Но эйфория вскоре иссякла и дальше мы опять топали в молчании. Войско наше представляло собой печальное зрелище, и Никий, сын Никерата, делал все, чтобы усугубить положение. Заметив уныние, охватившее армию, он счел своим долгом развернуться и, хромая вдоль колонны, обратиться к ней со словами поддержки и надежды в своем фирменном помпезном, замогильном стиле. Эти слова не вызвали никаких чувств, кроме глубочайшего стыда. Во-первых, болезнь его явно обострилась, и он двигался, превозмогая боль; хуже того, во всей армии не осталось ни одного человека, который бы согласился пожертвовать хотя бы обол на спасение его жизни — после всего того, на что он нас обрек. Он, однако, по-прежнему оставался нашим стратегом, и поэтому лишь немногие швыряли в него оскорбления или камни, пока он ковылял вдоль строя. Остальные просто отводили взгляд и громко заговаривали с соседями, чтобы не слышать его бормотания; кончилось тем, что из головы колонны за ним прибежал Демосфен, желая уберечь друга от унижения. Едва завидев его, воины разражались приветствиями, и от этого положение бедного старика Никия казалось еще более жалким. Лично я испытывал к нему искреннюю жалость — он был идиотом, обрекшим, вероятно, всех нас на верную смерть, но он финансировал моих «Стратегов» (еще один провал, тут же вспомнил я), и потому заслуживал хоть какой-то лояльности. К несчастью, даже я не смог сдержать смеха, когда Никий добрел до нас и разразился речью, поскольку он слово в слово повторил ту самую тираду о том, что люди, а не стены и корабли, составляют силу города, которой он загубил не одну репетицию. Вслед за мной заржали мои соседи (они не знали, в чем дело, им просто хотелось хоть над чем-нибудь посмеяться), и бедный Никий метнул на меня взгляд, исполненный такой ненависти, что мне захотелось немедленно провалиться сквозь землю.
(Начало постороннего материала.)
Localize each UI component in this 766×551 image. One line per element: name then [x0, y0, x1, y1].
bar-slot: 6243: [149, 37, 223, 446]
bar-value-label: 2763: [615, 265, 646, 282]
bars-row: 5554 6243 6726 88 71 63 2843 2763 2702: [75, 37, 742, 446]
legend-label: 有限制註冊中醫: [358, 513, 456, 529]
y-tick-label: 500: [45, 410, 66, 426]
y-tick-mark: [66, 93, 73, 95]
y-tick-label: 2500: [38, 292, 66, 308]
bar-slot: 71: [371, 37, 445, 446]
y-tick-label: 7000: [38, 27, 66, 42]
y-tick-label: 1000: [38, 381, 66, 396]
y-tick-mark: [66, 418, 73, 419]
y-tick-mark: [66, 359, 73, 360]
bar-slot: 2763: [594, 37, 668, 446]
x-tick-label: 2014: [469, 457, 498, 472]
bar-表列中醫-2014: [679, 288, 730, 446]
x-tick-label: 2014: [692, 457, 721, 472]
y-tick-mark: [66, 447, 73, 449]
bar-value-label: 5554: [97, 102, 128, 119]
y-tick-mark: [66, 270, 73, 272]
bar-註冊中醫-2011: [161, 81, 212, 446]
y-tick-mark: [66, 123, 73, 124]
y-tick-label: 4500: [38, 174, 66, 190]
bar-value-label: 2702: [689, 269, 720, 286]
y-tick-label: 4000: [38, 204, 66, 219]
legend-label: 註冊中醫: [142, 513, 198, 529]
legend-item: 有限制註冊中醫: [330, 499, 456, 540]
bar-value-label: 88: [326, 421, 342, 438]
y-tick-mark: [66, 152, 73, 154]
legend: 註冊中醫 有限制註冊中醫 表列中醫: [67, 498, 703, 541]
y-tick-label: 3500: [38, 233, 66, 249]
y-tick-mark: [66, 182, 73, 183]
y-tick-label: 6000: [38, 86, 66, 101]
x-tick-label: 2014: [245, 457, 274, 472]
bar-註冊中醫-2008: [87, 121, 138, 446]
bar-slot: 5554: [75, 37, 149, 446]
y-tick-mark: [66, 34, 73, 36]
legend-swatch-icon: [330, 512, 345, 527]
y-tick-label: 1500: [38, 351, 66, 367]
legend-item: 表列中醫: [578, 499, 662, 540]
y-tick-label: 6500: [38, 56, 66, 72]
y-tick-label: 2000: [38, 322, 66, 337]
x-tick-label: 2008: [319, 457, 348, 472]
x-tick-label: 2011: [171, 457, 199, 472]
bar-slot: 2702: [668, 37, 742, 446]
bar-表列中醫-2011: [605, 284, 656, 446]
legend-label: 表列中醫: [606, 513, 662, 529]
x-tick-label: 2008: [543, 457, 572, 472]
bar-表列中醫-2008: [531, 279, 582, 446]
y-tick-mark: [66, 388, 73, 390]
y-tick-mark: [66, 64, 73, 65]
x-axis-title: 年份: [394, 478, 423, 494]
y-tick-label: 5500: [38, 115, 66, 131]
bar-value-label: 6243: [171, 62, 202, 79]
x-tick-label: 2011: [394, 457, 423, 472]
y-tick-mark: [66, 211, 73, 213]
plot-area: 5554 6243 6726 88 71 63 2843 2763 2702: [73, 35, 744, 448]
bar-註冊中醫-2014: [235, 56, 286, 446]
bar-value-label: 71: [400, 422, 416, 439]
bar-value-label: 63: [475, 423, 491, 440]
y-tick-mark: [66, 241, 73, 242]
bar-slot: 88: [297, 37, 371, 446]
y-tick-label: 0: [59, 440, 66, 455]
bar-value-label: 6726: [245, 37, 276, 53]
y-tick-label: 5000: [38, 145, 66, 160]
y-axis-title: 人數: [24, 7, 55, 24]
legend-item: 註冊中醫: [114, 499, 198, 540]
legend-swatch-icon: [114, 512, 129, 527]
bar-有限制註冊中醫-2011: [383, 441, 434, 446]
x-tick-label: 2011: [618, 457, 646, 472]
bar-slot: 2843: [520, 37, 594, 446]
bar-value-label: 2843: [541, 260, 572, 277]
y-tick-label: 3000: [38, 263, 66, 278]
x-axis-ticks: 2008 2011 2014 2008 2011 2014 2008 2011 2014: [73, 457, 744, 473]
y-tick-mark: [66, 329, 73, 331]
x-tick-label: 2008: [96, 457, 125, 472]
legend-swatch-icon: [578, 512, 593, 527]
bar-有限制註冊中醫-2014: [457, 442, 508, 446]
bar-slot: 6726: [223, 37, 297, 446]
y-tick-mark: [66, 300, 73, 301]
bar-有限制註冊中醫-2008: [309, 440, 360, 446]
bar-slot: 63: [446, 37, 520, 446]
После этого он оставил попытки вдохновить людей и его увели в начало колонны. У каждого из нас есть свой злой дух — некто, действием либо бездействием способствующий нашим несчастьям. Моим всегда был Аристофан, и я думаю, что сам я исполнял аналогичную роль при Никии.

Не помню, когда именно мы впервые увидели врага. Как я вроде бы уже говорил, с самого лагеря нас, держась в отдалении, сопровождали сиракузские всадники, и их число постоянно росло, хотя они и не пытались приблизится. Но в какой-то момент я посмотрел на них и подумал — как их много, откуда они все взялись? Видимо, Демосфена одолело то же сомнение, поскольку он быстро перестроил колонну — обоз и самые слабые переместились в середину, а боеспособные отряды образовали периметр в виде вытянутого прямоугольника. Это был весьма искусный маневр, нельзя этого отрицать, но прежде всего нам не следовало тащить с собой столько барахла. Это была не еда — ибо сколько Никий не корпел над табличками, взяться ей было неоткуда. Ход наш замедляли запасы стрел и камней для лучников и пращников, которых у нас практически не было, лопаты, кельма, тесла и прочие инструменты, потребные для возведения стен и прочих осадных сооружений, цепи для пленников и другие столь же необходимые предметы, а также личные вещи мертвецов (в огромном количестве).